Public Relations or PR is all about managing the reputation of your business. It’s the process by which you build trust, educate, inform, influence opinion and ultimately create good-will between your business and your target audience. It’s so much more than simply generating media coverage, it’s the backbone of every single communication that your business makes.
A PR campaign will help to build the credibility of your brand. It creates a positive public image and can help to position you as reliable and trustworthy. It also adds value to your business. If a publication has taken the time and trouble to write about you or accepted an article from you, it’s because they think you’ve got something that their audience wants to read or hear.
Undertaking regular PR activities will help you to build and sustain a successful business. It can also help you to develop a competitive advantage, if your target customers are seeing your brand name regularly it’s likely that you’ll be top of their minds the next time they need the product or service you sell. Media coverage can also help you to showcase knowledge and expertise, positioning you as an expert in your field.
Builds relationships with your customers
When your business is seen in a positive light then you and your employees become even more invested in protecting its reputation. This helps to develop good customer relationships and you’re likely to go the extra mile to support that good reputation. This means that your customer receives excellent customer service which in turn means they’re likely to recommend you, helping to spread the word of mouth buzz about your business.
Can help to drive sales
Think about it, if you’re seeing a particular company written about or talked about by a variety of media sources that you trust then, you’re more likely to engage with them and possibly even buy from them.
Set some goals
So where do you start when it comes to putting a PR strategy together? The first step is to set some goals for what you want your PR activity to achieve, bearing in mind that this is not a quick fix, and it will take time to build and needs to be sustained if you’re to get results long term. If you’re launching a new product or service you might set yourself the goal of securing 5 pieces of media coverage promoting it. Perhaps you’re looking to increase your client base and want to use PR to generate a series of news articles that position you as an authority in your field.
Choose your media with care
When looking for suitable media outlets for your story, whether that’s print, broadcast or online you need to be sure that their audience matches your target market. Spending time doing your research here will really pay off. Look out for journalists who are writing about companies like yours, or are interested in the field your company specializes in. Having a list of journalists and key publications will save you time and helps to keep your PR focused.
Do you have a news story?
So you’ve launched a new product, won an award, signed a new contract, employed a new member of staff. Whilst this might be good news for you and something you want to shout about you need to make sure that the story you put out stands up to the “So What” Test. Journalists need a really strong hook to get them to cover your story.
Don’t have a news story?
An effective strategy that many businesses use to help keep their brand in the media is to position key people as thought leaders. Participating in Q&A’s, opinion pieces all helps to build brand awareness. One of the best ways of doing this is to develop a relationship with a journalist, keep them informed of what you’re doing, whilst they may not pick up on every press release you send you’ll be front of mind when there is a relevant opportunity.
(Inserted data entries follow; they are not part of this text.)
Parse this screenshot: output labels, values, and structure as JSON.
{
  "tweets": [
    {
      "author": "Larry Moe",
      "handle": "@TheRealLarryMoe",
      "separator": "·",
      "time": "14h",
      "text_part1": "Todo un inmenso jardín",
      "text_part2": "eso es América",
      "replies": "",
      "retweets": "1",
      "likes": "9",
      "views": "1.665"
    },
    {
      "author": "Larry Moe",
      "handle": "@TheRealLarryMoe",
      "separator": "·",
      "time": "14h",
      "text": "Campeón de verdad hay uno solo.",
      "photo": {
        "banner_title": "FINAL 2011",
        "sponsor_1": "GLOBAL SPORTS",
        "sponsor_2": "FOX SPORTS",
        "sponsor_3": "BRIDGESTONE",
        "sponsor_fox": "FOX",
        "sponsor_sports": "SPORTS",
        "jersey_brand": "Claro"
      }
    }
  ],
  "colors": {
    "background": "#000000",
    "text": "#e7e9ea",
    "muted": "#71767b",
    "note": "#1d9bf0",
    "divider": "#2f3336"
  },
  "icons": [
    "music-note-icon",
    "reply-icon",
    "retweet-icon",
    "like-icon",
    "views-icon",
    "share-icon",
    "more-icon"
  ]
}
Your press release needs to contain the 5 W’s, Who, What, Where, When and Why. These act as the hook to draw a journalist in. Don’t forget to publish them on your website and link to them on social media. Making sure you’re distributing your company content as widely as possible will help create that all important brand awareness, you also never know who might be following you.
Plan to succeed
Your PR activity needs to be carefully planned. Whether or not you secure that all-important piece of coverage can come down to timing. Your PR strategy needs to take this into account, if you’ve got a new product that you want to get placed in the Christmas gift guides, for example, you need to be talking to the media in July. This also means you’ll need finished imagery and product too. Building relationships with journalists takes time. In many ways it’s just like networking – the more effort you put in the better the results you get.
Remember that PR is at the heart of all your communication. When you’re writing a blog post, creating social media content, meeting a new customer, attending a networking event, speaking to a journalist your reputation is under scrutiny. Think carefully about what you are saying and distributing as it reflects on you and your brand. If you have employees then it’s important to ensure that they take a similarly measured approach to the way they communicate. Reputations can be won and lost in seconds, just remember what happened to Gerald Ratner 30 years ago.